I came to Tangerang to see for myself. As part of a delegation of editors
organized by the Pew Fellowships in International Journalism, we were free to choose any factory to visit and any employees to interview, and we used our own interpreter.

Nike, in fact, owns no factories in Indonesia, but instead contracts with 27
factories owned by a variety of Indonesian and other Asian investors.

Nike does impose on these contractors its own code of conduct: ”A safe and healthy workplace, free from harassment or abuse; fair and full
compensation, including all benefits mandated by law; recognition of freedom of association and collective bargaining; pay and promotion based solely on your ability to do your job; safe limits on total hours or consecutive days that you can be required to work.”

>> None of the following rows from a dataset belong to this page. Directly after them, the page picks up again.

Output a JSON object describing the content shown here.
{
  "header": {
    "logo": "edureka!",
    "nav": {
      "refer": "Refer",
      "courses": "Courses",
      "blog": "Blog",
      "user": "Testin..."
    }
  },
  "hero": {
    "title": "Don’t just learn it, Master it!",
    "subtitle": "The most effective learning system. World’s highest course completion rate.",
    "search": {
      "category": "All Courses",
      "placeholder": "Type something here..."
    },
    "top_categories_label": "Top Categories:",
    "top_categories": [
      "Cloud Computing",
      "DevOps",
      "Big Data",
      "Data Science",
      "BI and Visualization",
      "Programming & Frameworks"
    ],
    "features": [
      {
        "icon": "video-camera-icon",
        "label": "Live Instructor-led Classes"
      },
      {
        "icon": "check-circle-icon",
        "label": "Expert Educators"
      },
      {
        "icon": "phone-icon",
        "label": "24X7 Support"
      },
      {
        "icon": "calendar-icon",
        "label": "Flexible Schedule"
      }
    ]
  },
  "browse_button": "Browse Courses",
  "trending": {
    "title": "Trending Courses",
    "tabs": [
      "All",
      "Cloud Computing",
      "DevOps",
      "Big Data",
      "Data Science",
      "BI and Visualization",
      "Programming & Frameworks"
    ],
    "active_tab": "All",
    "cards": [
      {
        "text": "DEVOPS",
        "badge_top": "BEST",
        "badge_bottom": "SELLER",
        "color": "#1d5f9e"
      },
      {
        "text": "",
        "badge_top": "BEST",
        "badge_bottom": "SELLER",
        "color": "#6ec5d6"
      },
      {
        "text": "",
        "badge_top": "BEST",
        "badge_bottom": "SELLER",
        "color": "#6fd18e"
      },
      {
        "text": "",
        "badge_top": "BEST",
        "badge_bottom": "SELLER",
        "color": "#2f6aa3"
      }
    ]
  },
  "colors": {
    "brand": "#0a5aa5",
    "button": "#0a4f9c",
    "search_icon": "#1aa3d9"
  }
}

The requirements, given to each employee on laminated cards, are monitored by Nike officials on site and checked annually by the international accounting firm PricewaterhouseCoopers.

The average take-home pay for a Nike-contract worker in Indonesia is $ 786 a year, which doesn’t sound like much from a U.S. perspective but which, within the Indonesian economy, is almost twice the $ 408 minimum wage and substantially above the $ 509 average income nationally. A dollar goes a very long way in Indonesia.

In addition, the workers get social security benefits, free health care,
uniforms, at least one free meal a day and a holiday bonus higher than the
government mandate of one month’s salary. One factory provides free housing for 13,000 workers.

During my visit to Indonesia, Nike began requiring its contract factories to
begin offering free, after-working-hours education to their workers, with
recommended pay increases for graduates.

The factory in Tangerang, with 5,355 workers, is modern and clean, better
than some I have seen in the United States. Its managers brag about improved indoor air quality and the replacement of smelly and possibly toxic solvent-based adhesives with water-based adhesives.

As a result of all this, in a country with an economic crisis, 30 percent
unemployment and 60 percent of the people living below the poverty line,
jobs here are very desirable. ”Tons of people are waiting at the gate every
morning,” hoping jobs will open up, a factory spokesman said.

Kusniah and Tumarni consider themselves very lucky. They said that without these jobs they would be working in the rice paddies like their parents or scrapping by as vendors in the informal economy.

They are represented by a union, and two union officials said the jobs here
are ”much better” than the women would find elsewhere in the Indonesian
economy.

The union representatives privately asked me the reason for our visit, and I
explained the public concern in the U.S. about Third World ”sweatshops,”
the role of the press in informing the public and the resulting pressure on
big companies like Nike. They urged us to come back any time.

In fact, the Nike representatives in Indonesia are upfront in saying that it
was American public pressure that pushed Nike to require its contractors to improve pay, benefits and working conditions over the past three years.

Would Nike have made these improvements otherwise? I asked Tammy A. Rodriguez, a corporate-responsibility compliance official for the firm in
Indonesia.

”Probably not as quickly,” she answered, ”probably not to the degree.”

Tony Nava, general manager for Nike in Indonesia, added, ”All these issues have really pushed us.” He said the other big sport-shoe brands, Reebok and Addidas, probably have responded similarly.

On the other hand, Nava suggested the factories that make ”non-branded”
shoes, the knockoffs that show up in discount stores, still might deserve
the ”sweatshop” label. ”The rest of the industry is pretty bad,” that
is, more like many other workplaces in this Third World country.

But when corporate responsibility can be directly connected to a company’s highly visible name, like Nike, public involvement and pressure work. Whatever you think of tactics like the five-day sit-in in UW-Madison
Chancellor David Ward’s office last February, the people in the corporate
offices are paying attention.

Just ask Kusniah and Tumarni.

NOTES:
Denton is editor of the Wisconsin State Journal.